Important Notes…

All source code is available on GitHub!!!
Check: https://github.com/Nick-LCY/Spot

Collection of SPS and IF

Spot Placement Score (SPS) and Interruption Frequency (IF) score are two score that used to measure spot availability.

Spotlake has provided a comprehensive dataset. Due to the large size of the full dataset, they don’t provide a real-time API to access these data. However, while collecting instance launch time, I figured out that I need a way to collect SPS and IF at real time, so, I turned to collect SPS and IF by myself.

Prerequisite

  • Python version == 3.11.4
  • Make sure you have checked dependencies in collect_sps_and_if/requirements.txt.
  • You have created and configured your AWS Access Key ID/AWS Secret Access Key correctly so that boto3 can create spot instances.
  • Donwnload and extract Spotlake dataset at spot_dataset/aws, the folder structure should looks like:
    spot_dataset
    |- aws
       |- aws-2024-01
       |  |- 01
       |  |  |- 00-10-00.csv
       |  |  |- 00-20-00.csv
       |  |  |- ...
       |  |- 02
       |  |  |- 00-10-00.csv
       |  |  |- ...
       |  |- ...
       |- ...
  • Create required folders:
    Bash
    mkdir -p collect_sps_and_if/data/score collect_sps_and_if/data/sps_and_if

File Navigation

collect_sps_and_if/__main__.py => Collect SPS and IF collect_sps_and_if/daily_score.py => Compute score and send email notification collect_sps_and_if/score_by_spotlake_data.py => Generate initial score

SPS and Instance Selection

I collect SPS with get_spot_placement_scores method. The major problem here is the anti-crawler mechanism of AWS. It only allow you to send ~50 types of SPS query request every 24 hours. And on each request, you can only get SPS of ONE instance among all regions. Fortunately, it seems that there is no limitation of how many requests sent of each type.

As this circumstance, I need to pick those most valuable instances and query their SPS. Typically, I will based on the SPS and IF I collected in yesterday to decide which instances to collect today. I compute the score of variance of SPS and IF based on how many times they changed in a day. You can check collect_sps_and_if/daily_score.py to see how do I compute score everyday.

Then I find the SPS_AND_IF_TOP_K (can be configured) instances with the highest score with SAMPLE_COUNT (also configurable) of randomly slected instances and collect their SPS and IF. The random selection is like a exploration step, hope it can find some valuable instances.

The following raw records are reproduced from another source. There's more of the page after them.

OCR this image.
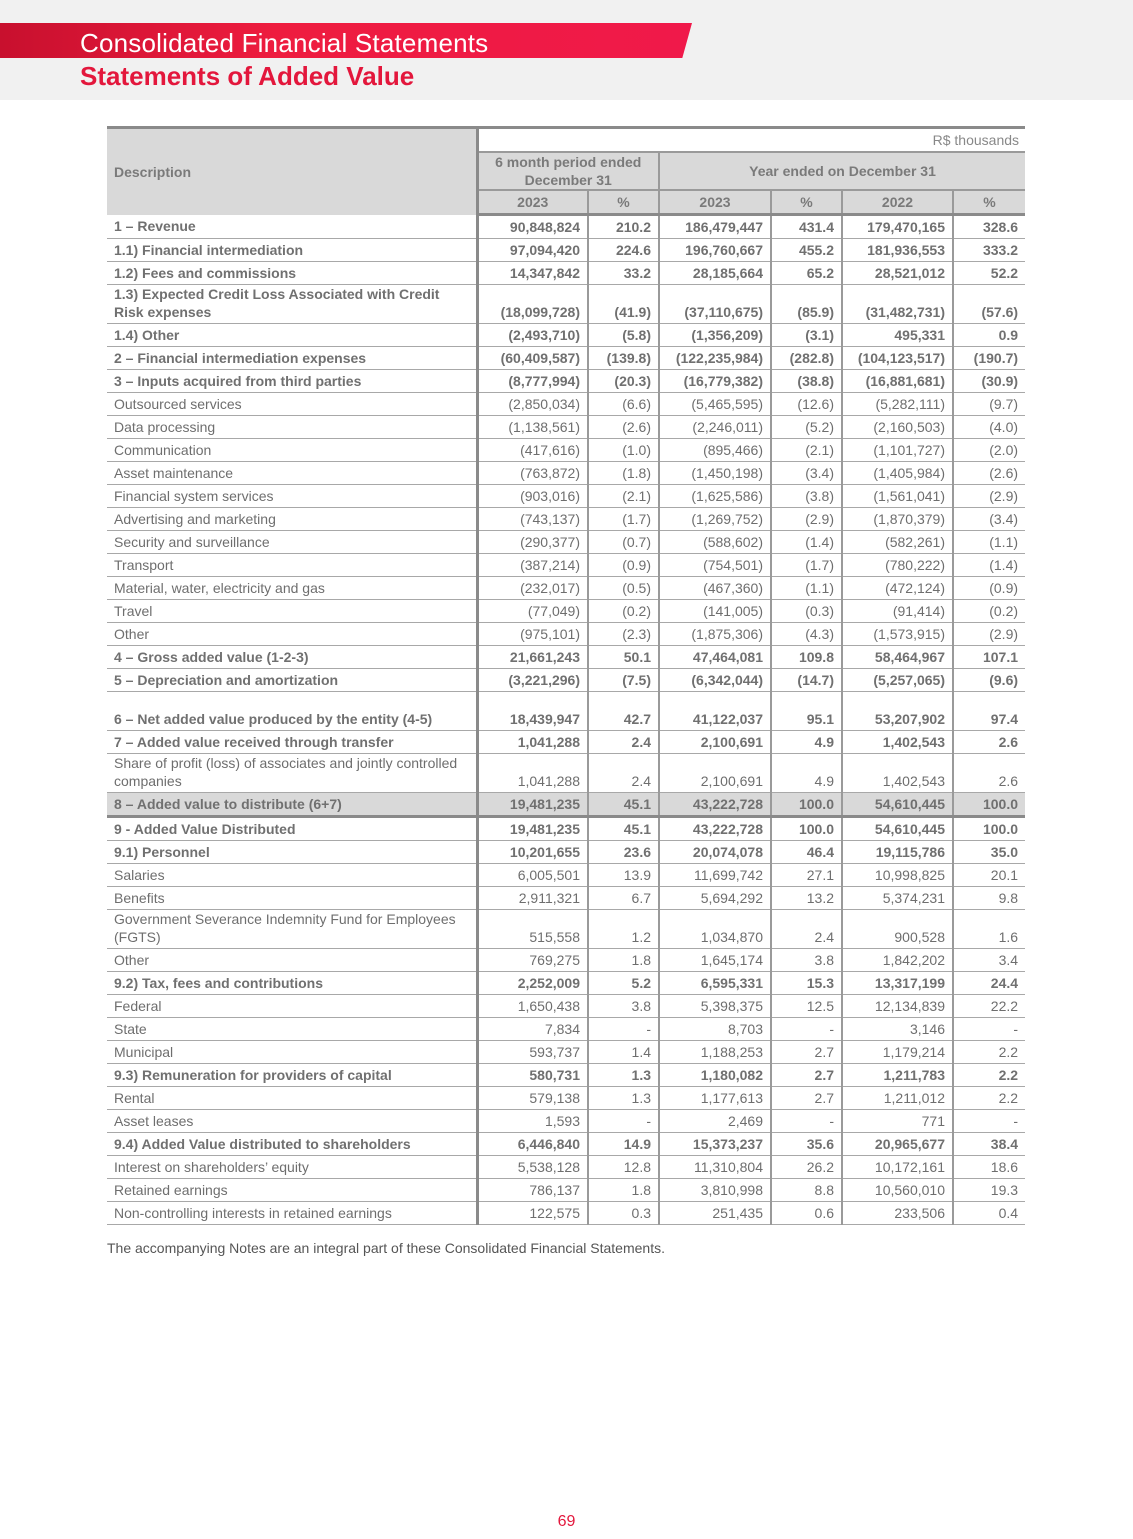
Consolidated Financial Statements
Statements of Added Value
Description	R$ thousands					
	6 month period ended December 31		Year ended on December 31			
	2023	%	2023	%	2022	%
1 – Revenue	90,848,824	210.2	186,479,447	431.4	179,470,165	328.6
1.1) Financial intermediation	97,094,420	224.6	196,760,667	455.2	181,936,553	333.2
1.2) Fees and commissions	14,347,842	33.2	28,185,664	65.2	28,521,012	52.2
1.3) Expected Credit Loss Associated with Credit Risk expenses	(18,099,728)	(41.9)	(37,110,675)	(85.9)	(31,482,731)	(57.6)
1.4) Other	(2,493,710)	(5.8)	(1,356,209)	(3.1)	495,331	0.9
2 – Financial intermediation expenses	(60,409,587)	(139.8)	(122,235,984)	(282.8)	(104,123,517)	(190.7)
3 – Inputs acquired from third parties	(8,777,994)	(20.3)	(16,779,382)	(38.8)	(16,881,681)	(30.9)
Outsourced services	(2,850,034)	(6.6)	(5,465,595)	(12.6)	(5,282,111)	(9.7)
Data processing	(1,138,561)	(2.6)	(2,246,011)	(5.2)	(2,160,503)	(4.0)
Communication	(417,616)	(1.0)	(895,466)	(2.1)	(1,101,727)	(2.0)
Asset maintenance	(763,872)	(1.8)	(1,450,198)	(3.4)	(1,405,984)	(2.6)
Financial system services	(903,016)	(2.1)	(1,625,586)	(3.8)	(1,561,041)	(2.9)
Advertising and marketing	(743,137)	(1.7)	(1,269,752)	(2.9)	(1,870,379)	(3.4)
Security and surveillance	(290,377)	(0.7)	(588,602)	(1.4)	(582,261)	(1.1)
Transport	(387,214)	(0.9)	(754,501)	(1.7)	(780,222)	(1.4)
Material, water, electricity and gas	(232,017)	(0.5)	(467,360)	(1.1)	(472,124)	(0.9)
Travel	(77,049)	(0.2)	(141,005)	(0.3)	(91,414)	(0.2)
Other	(975,101)	(2.3)	(1,875,306)	(4.3)	(1,573,915)	(2.9)
4 – Gross added value (1-2-3)	21,661,243	50.1	47,464,081	109.8	58,464,967	107.1
5 – Depreciation and amortization	(3,221,296)	(7.5)	(6,342,044)	(14.7)	(5,257,065)	(9.6)
6 – Net added value produced by the entity (4-5)	18,439,947	42.7	41,122,037	95.1	53,207,902	97.4
7 – Added value received through transfer	1,041,288	2.4	2,100,691	4.9	1,402,543	2.6
Share of profit (loss) of associates and jointly controlled companies	1,041,288	2.4	2,100,691	4.9	1,402,543	2.6
8 – Added value to distribute (6+7)	19,481,235	45.1	43,222,728	100.0	54,610,445	100.0
9 - Added Value Distributed	19,481,235	45.1	43,222,728	100.0	54,610,445	100.0
9.1) Personnel	10,201,655	23.6	20,074,078	46.4	19,115,786	35.0
Salaries	6,005,501	13.9	11,699,742	27.1	10,998,825	20.1
Benefits	2,911,321	6.7	5,694,292	13.2	5,374,231	9.8
Government Severance Indemnity Fund for Employees (FGTS)	515,558	1.2	1,034,870	2.4	900,528	1.6
Other	769,275	1.8	1,645,174	3.8	1,842,202	3.4
9.2) Tax, fees and contributions	2,252,009	5.2	6,595,331	15.3	13,317,199	24.4
Federal	1,650,438	3.8	5,398,375	12.5	12,134,839	22.2
State	7,834	-	8,703	-	3,146	-
Municipal	593,737	1.4	1,188,253	2.7	1,179,214	2.2
9.3) Remuneration for providers of capital	580,731	1.3	1,180,082	2.7	1,211,783	2.2
Rental	579,138	1.3	1,177,613	2.7	1,211,012	2.2
Asset leases	1,593	-	2,469	-	771	-
9.4) Added Value distributed to shareholders	6,446,840	14.9	15,373,237	35.6	20,965,677	38.4
Interest on shareholders’ equity	5,538,128	12.8	11,310,804	26.2	10,172,161	18.6
Retained earnings	786,137	1.8	3,810,998	8.8	10,560,010	19.3
Non-controlling interests in retained earnings	122,575	0.3	251,435	0.6	233,506	0.4
The accompanying Notes are an integral part of these Consolidated Financial Statements.
69
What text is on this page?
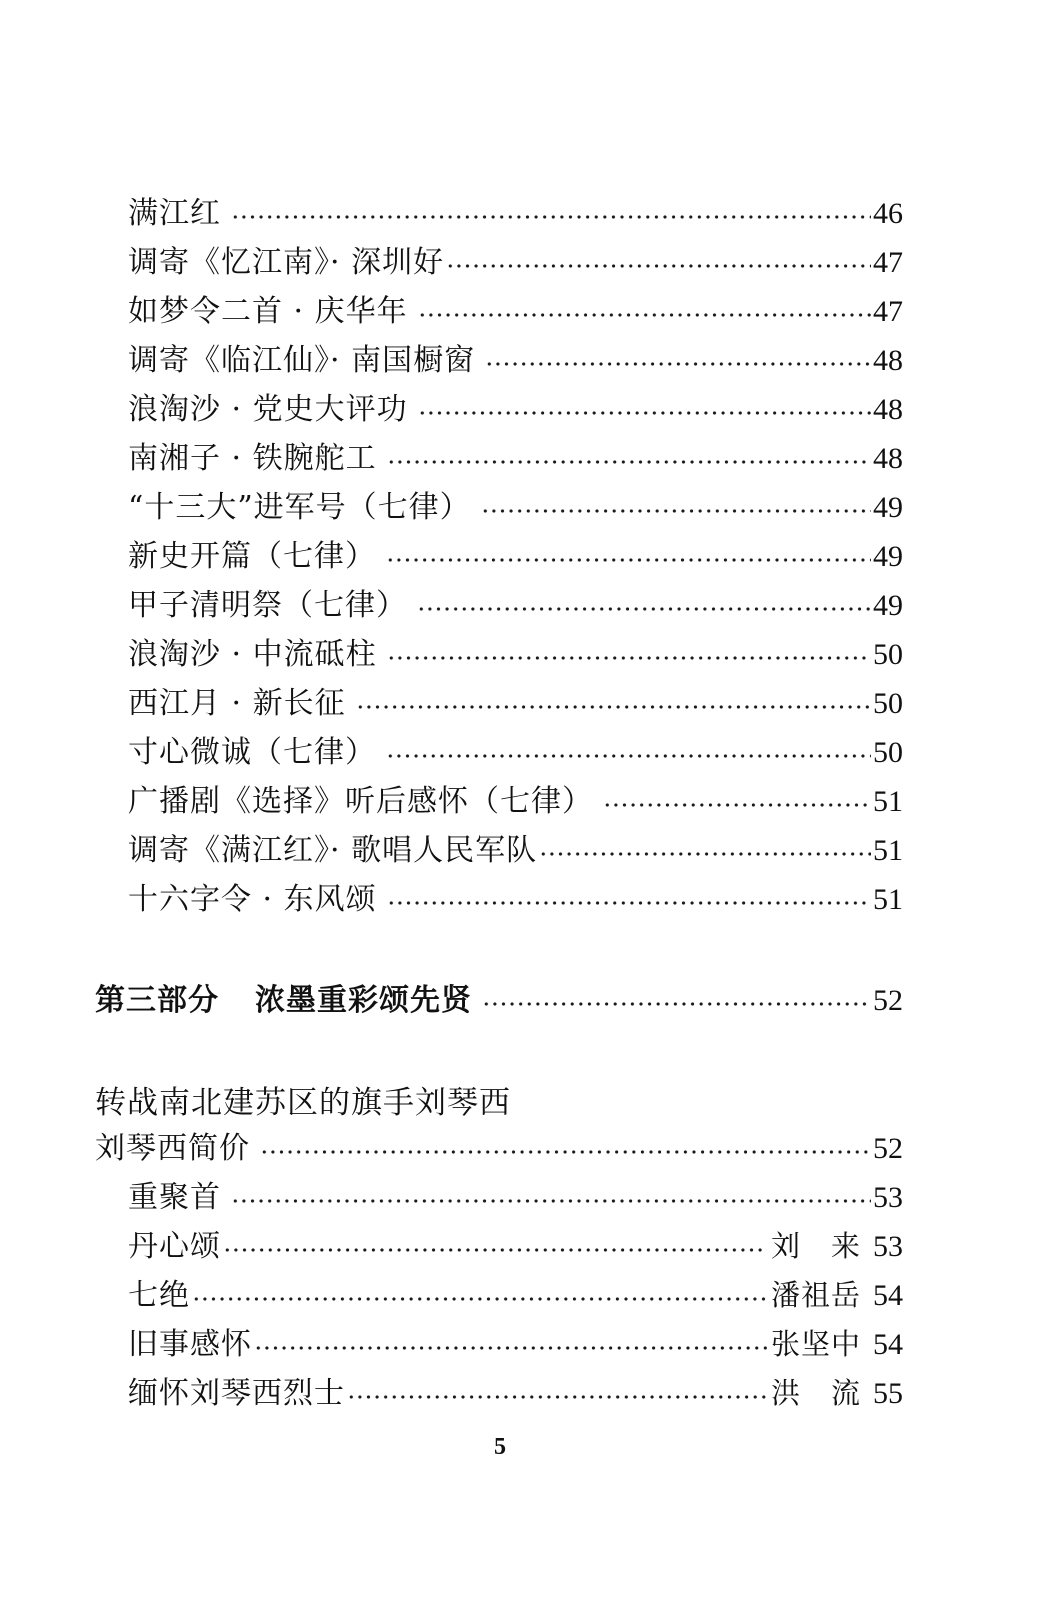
满江红	46
调寄《忆江南》· 深圳好	47
如梦令二首 · 庆华年	47
调寄《临江仙》· 南国橱窗	48
浪淘沙 · 党史大评功	48
南湘子 · 铁腕舵工	48
“十三大”进军号（七律）	49
新史开篇（七律）	49
甲子清明祭（七律）	49
浪淘沙 · 中流砥柱	50
西江月 · 新长征	50
寸心微诚（七律）	50
广播剧《选择》听后感怀（七律）	51
调寄《满江红》· 歌唱人民军队	51
十六字令 · 东风颂	51
第三部分 浓墨重彩颂先贤	52
转战南北建苏区的旗手刘琴西
刘琴西简价	52
重聚首	53
丹心颂	刘　来 53
七绝	潘祖岳 54
旧事感怀	张坚中 54
缅怀刘琴西烈士	洪　流 55
5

At the first day of collection, I don’t have any data, so I use data provided by Spotlake to compute an initial score. It will be saved in collect_sps_and_if/data/init_score.csv, to compute that, you need to run the following commands:

Bash
python collect_sps_and_if/score_by_spotlake_data.py

IF

By contrast, collecting IF is way more easy. AWS provide a site to query interruption frequency here, and I found out their data is exactly comes from this link:

https://spot-bid-advisor.s3.amazonaws.com/spot-advisor-data.json

So I just simply request and collect them.

Crontab

I collect SPS and IF in 10 minutes interval, and at the end of each day, I will compute the score based on today’s data, and send an email to me for notification. The notification including those SPS_AND_IF_TOP_K instacnes. Check the crontab jobs below:

Crontab
# Collecting SPS and IF
00 * * * * cd ~/spot && python -m collect_sps_and_if
10 * * * * cd ~/spot && python -m collect_sps_and_if
20 * * * * cd ~/spot && python -m collect_sps_and_if
30 * * * * cd ~/spot && python -m collect_sps_and_if
40 * * * * cd ~/spot && python -m collect_sps_and_if
50 * * * * cd ~/spot && python -m collect_sps_and_if
# Compute score at 23:55
55 23 * * * cd ~/spot && python -m collect_sps_and_if.daily_score

If you want to get a notification by email, you need to edit the SMTPConfigs in configs.py, and put your crendential (password) in crendential.txt.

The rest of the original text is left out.